In 1962 my surf band had a hit record (remember "Wipeout", "Surfbeat" and the

early Sonny & Cher Records?). I began spending more and more time in Hollywood

doing television shows, making records and appearing in various movies. I was

getting involved in the 'biz'. Often I was treated to a meal by some industry

type and eventually I landed at the Brown Derby. I was somewhat awed by the

quality of the place and it's clientele. I noticed two meals that my host's

ordered, corned beef hash with poached eggs and a dark green pile of finely

diced ingredients known as the Cobb Salad. I learned that these were house

specialties and after trying each, they became favorites of mine.

 

Since that time I have ordered many Cobb Salads at different eateries but none

could compare with the one served at the Brown Derby. About 15 years ago an

elderly friend passed on. I was going through her collection of 1,400 cookbooks

and came upon one from the Brown Derby published in 1949. At last I had the

recipe. I share it with you here but remind you of a few things which are not

mentioned. The greens and other ingredients should be chopped finely into pieces

that are about 1/4 inch or just a little bigger. I know it takes time. This is

one of the first features you will notice in inferior Cobbs that you might be

served. It always impressed me as a meal that was complete, rich in tastes and

so finely chopped that one probably didn't have to chew a bite. Kind of like an

exquisite animal feed. The next thing I find missing in knock-off Cobbs is one

or more ingredients. Each one listed here adds to the overall effect. Do a

little planning and don't skip anything. Mmmm. Just thinking about it makes my

mouth water.

 

It's a bit of work to get it all together but if you are willing to prepare it

for your guests, they will never forget you. I know I won't, that is if you

happen to include me on your guest list!...now for a little background

..One night in 1925, Herbert K. Somborn was chatting with Abe Frank, the

manager of the Los Angeles Ambassador Hotel, and Sid Grauman, of Chinese Theater

fame, and as idle chatter goes remarked, "You could open a restaurant in an

alley and call it anything or you could even build it in the shape of a hat and

if the food and service were good the patrons would come flocking."

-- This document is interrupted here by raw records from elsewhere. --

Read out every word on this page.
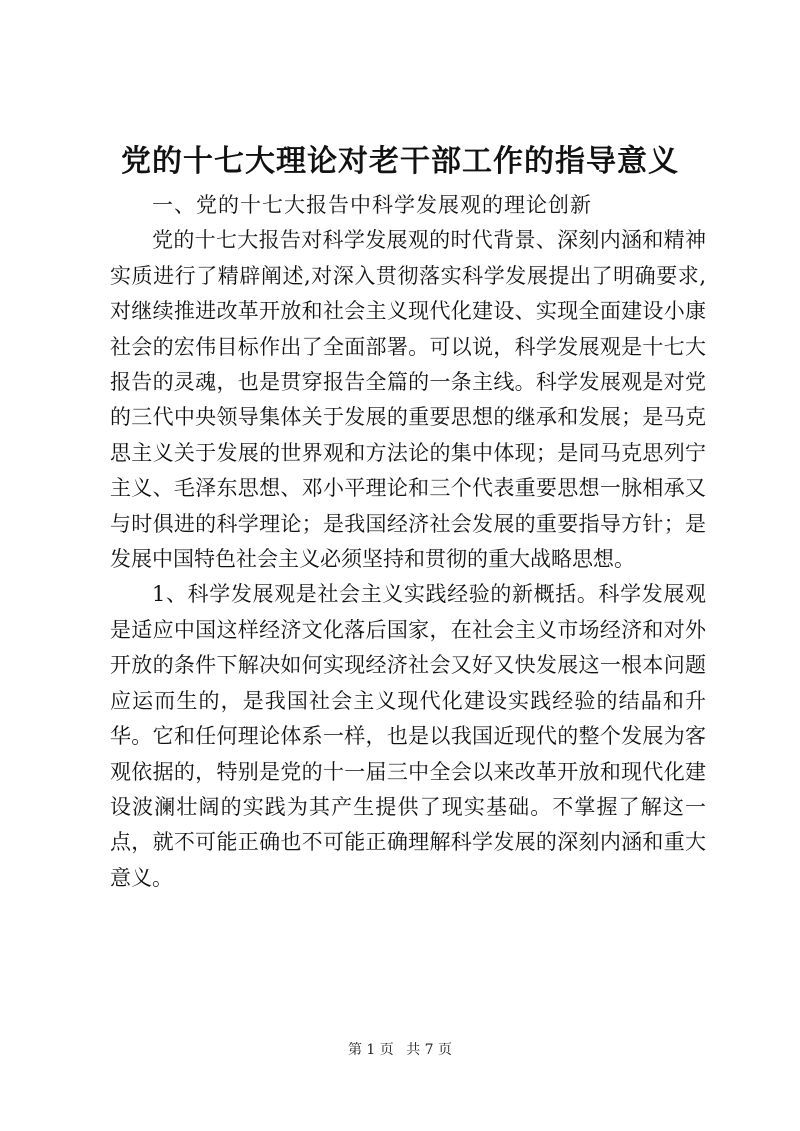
党的十七大理论对老干部工作的指导意义

一、党的十七大报告中科学发展观的理论创新

党的十七大报告对科学发展观的时代背景、深刻内涵和精神实质进行了精辟阐述,对深入贯彻落实科学发展提出了明确要求,对继续推进改革开放和社会主义现代化建设、实现全面建设小康社会的宏伟目标作出了全面部署。可以说，科学发展观是十七大报告的灵魂，也是贯穿报告全篇的一条主线。科学发展观是对党的三代中央领导集体关于发展的重要思想的继承和发展；是马克思主义关于发展的世界观和方法论的集中体现；是同马克思列宁主义、毛泽东思想、邓小平理论和三个代表重要思想一脉相承又与时俱进的科学理论；是我国经济社会发展的重要指导方针；是发展中国特色社会主义必须坚持和贯彻的重大战略思想。

1、科学发展观是社会主义实践经验的新概括。科学发展观是适应中国这样经济文化落后国家，在社会主义市场经济和对外开放的条件下解决如何实现经济社会又好又快发展这一根本问题应运而生的，是我国社会主义现代化建设实践经验的结晶和升华。它和任何理论体系一样，也是以我国近现代的整个发展为客观依据的，特别是党的十一届三中全会以来改革开放和现代化建设波澜壮阔的实践为其产生提供了现实基础。不掌握了解这一点，就不可能正确也不可能正确理解科学发展的深刻内涵和重大意义。

第 1 页 共 7 页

To achieve the standards set for this little Derby, Somborn, the husband of the

celebrated cinema star, Gloria Swanson, selected a young friend who had been

raised in the restaurant business. This was Robert H. Cobb, who was the

combination food checker, steward, buyer, cashier, and occasional cook when the

first Derby opened.

 

During its first four years the original Little Hat Derby had added only two

items to its menu-a salad and a cake. The salad was almost an accident. Bob

Cobb, growing weary of the steady hot-dog-hamburger diet, found an avocado in

the icebox. He chopped it up, along with some lettuce, celery, and tomatoes,

plus a strip of bacon and some salad dressing, and had that for his dinner.

Several days later he tried it again, adding other ingredients which he had

purchased on his way to work: breast of chicken, chives, hard-boiled egg,

watercress, and a wedge of Roquefort cheese for the dressing. And that's how the

 

Cobb Salad was born.

Cobb Salad, Serves 4-6

1/2 head of iceberg lettuce

1/2 bunch watercress

1 small bunch chicory

1/2 head romaine

2 medium-sized tomatoes, peeled

2 breasts of boiled roasting chicken

6 strips crisp bacon

1 avocado

3 hard-cooked eggs

2 tbs. chopped chives

1/2 cup fine grated imported Roquefort cheese

1 cup Brown Derby Old-fashioned French Dressing

 

Cut finely lettuce, watercress, chicory, and romaine and arrange in salad bowl.

Cut tomatoes in half, remove seeds, dice finely, and arrange in a strip across

the salad. Dice breasts of chicken and arrange over top of chopped greens. Chop

bacon finely and sprinkle over the salad. Cut avocado in small pieces and

arrange around the edge of the salad. Decorate the salad by sprinkling over the

top the chopped eggs, chopped chives, and grated cheese. Just before serving mix

the salad thoroughly with French Dressing.

 

Brown Derby Old-Fashioned French Dressing, 1 1/2 qts.

This is the French Dressing which became so popular among the stars. The cup of

water is optional, depending upon the degree of oiliness desired in this

dressing.

 

1 cup water

1 cup red wine vinegar

1 tsp. sugar

Juice of 1/2 lemon

2 1/2 tbs. salt

1 tbs. ground black pepper

1 tbs. Worcestershire Sauce

1 tbs. English mustard

1 bead garlic, chopped

1 cup olive oil

3 cups salad oil

 

Blend together all ingredients except oils. Then add olive and salad oils and

mix well again. Chill. Shake before serving.

 

Elton loved this when I ordered it for him the first time he came to LA.